Quite too often I see companies developing business software overusing external parties (business consultants, analysts call them what you will) to deal with all aspects of communications with end users.

When you are working in the corporate world, -- the thinking goes -- you must show the clients how great you are in their domain. You need the expertise, the knowledge! Developers are experts in dealing with code, right? Everyone should do what he's best at.

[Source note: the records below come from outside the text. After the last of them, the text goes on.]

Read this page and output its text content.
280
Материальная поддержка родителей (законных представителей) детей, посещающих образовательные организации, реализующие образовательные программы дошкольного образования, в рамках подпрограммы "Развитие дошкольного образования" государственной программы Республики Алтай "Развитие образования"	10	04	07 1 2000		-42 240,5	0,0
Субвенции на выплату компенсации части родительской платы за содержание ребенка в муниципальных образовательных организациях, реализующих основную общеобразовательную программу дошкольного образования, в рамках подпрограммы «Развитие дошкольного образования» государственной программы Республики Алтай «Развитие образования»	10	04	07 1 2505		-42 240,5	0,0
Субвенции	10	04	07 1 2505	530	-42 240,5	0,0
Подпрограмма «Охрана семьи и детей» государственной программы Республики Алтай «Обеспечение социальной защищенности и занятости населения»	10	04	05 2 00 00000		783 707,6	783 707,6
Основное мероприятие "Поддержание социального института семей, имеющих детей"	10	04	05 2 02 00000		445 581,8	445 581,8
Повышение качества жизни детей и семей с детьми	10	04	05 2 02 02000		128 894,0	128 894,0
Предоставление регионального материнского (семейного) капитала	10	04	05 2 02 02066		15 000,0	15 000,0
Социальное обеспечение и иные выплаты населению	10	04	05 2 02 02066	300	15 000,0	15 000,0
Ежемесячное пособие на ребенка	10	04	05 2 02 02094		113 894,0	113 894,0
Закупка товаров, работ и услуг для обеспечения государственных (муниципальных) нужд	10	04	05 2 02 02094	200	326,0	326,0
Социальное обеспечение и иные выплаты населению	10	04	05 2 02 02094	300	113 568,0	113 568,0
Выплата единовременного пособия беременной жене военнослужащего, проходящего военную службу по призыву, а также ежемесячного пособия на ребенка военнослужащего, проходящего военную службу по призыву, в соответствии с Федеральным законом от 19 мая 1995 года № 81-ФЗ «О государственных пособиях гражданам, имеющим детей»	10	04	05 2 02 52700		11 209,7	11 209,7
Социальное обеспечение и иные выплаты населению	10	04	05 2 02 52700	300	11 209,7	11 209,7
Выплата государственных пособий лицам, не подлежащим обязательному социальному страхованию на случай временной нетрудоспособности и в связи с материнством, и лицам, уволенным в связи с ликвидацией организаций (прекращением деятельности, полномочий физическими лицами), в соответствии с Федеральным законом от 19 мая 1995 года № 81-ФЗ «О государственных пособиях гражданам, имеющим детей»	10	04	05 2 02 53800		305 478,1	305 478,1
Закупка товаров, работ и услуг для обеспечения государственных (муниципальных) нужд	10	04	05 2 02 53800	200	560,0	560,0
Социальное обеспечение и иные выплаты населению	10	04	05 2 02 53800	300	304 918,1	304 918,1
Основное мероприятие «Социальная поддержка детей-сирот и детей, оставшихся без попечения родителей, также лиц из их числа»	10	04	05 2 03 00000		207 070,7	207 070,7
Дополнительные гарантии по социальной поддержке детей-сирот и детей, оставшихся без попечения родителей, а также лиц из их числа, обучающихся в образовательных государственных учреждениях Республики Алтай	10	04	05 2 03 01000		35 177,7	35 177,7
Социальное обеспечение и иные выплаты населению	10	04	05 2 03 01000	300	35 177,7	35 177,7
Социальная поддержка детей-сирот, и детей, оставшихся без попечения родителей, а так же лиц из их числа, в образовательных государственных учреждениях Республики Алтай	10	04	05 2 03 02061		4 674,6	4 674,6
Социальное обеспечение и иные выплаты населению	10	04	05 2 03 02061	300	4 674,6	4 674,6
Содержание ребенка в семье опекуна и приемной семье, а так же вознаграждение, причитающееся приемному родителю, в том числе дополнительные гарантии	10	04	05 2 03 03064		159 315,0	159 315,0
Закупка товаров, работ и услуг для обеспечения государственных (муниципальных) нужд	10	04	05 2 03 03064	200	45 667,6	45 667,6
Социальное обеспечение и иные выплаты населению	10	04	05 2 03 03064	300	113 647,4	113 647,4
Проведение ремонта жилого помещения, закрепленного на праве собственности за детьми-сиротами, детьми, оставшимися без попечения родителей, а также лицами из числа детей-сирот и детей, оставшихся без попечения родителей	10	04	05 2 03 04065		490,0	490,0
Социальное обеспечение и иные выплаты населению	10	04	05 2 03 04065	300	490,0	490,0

While there is nothing wrong with working with business consultants (it is inevitable), there is often a trend in such environments to delegate all the communications with the users to them. Developers then become just code monkeys (no offense intended, I consider myself being a code monkey) that are only occasionally contacted to explain or validate some difficult technical aspect of the picture.

At best.

After all, developers are supposed to do that coding thing, right? Hey, why they have to even be on this continent to do the job?

Right?
Wrong.

For thousands of reasons. Let's go through each one of them.

Just joking.
Everyone could have his or her own opinion on that, but for me one of the most important things for a developer, designing and coding business software is the direct contact with the users. For at least two reasons:
  1. You must see how your code is doing in real life. And by 'see' I don't mean digging through the logs or reading emails with user feedback. You must be there, with the person who will use the code you've written in his day-to-day work.When you see him struggling, when you see your work through his eyes, you gain a priceless perspective. Priceless. Let's face it: You are not going to spend your days (and sometimes nights) in front of the screens you just developed. But your users will. And how they feel in 5 p.m. every day is largely up to you. They can be happy or they can rush into the nearest pub for a few bourbons just to forget. You can make a person alcoholic. Just because you've messed up the tab order. Seriously.
  2. Your users must see you. They must understand your perspective. Chatting for a few minutes does  much better than a 60+ messages (hate-)mail thread. Even the most stubborn and unreasonable people tend to change or at least soften their opinion when you explain them why something won't work or another thing was done in that way. Because, we, developers have the unique ability to detect flaws and potential problems much quicker than the other people. Your perspective is unique. The users need it. Plus, hopefully, they will also see you are not some sort of a hairy bad-smelling monster eating chips over his laptop. Unless you are  (in which case just ignore this whole post and just keep doing what you're best at, whatever it is).
Business consultants are (as a rule) great experts and (well, sometimes) fine people. But they cannot replace the direct contact between the guy writing the code in Eclipse /or Emacs or VS  or Xcode or Vi -- no need to start IDE war here/ and the one spending his days working with whatever functionality that code produces.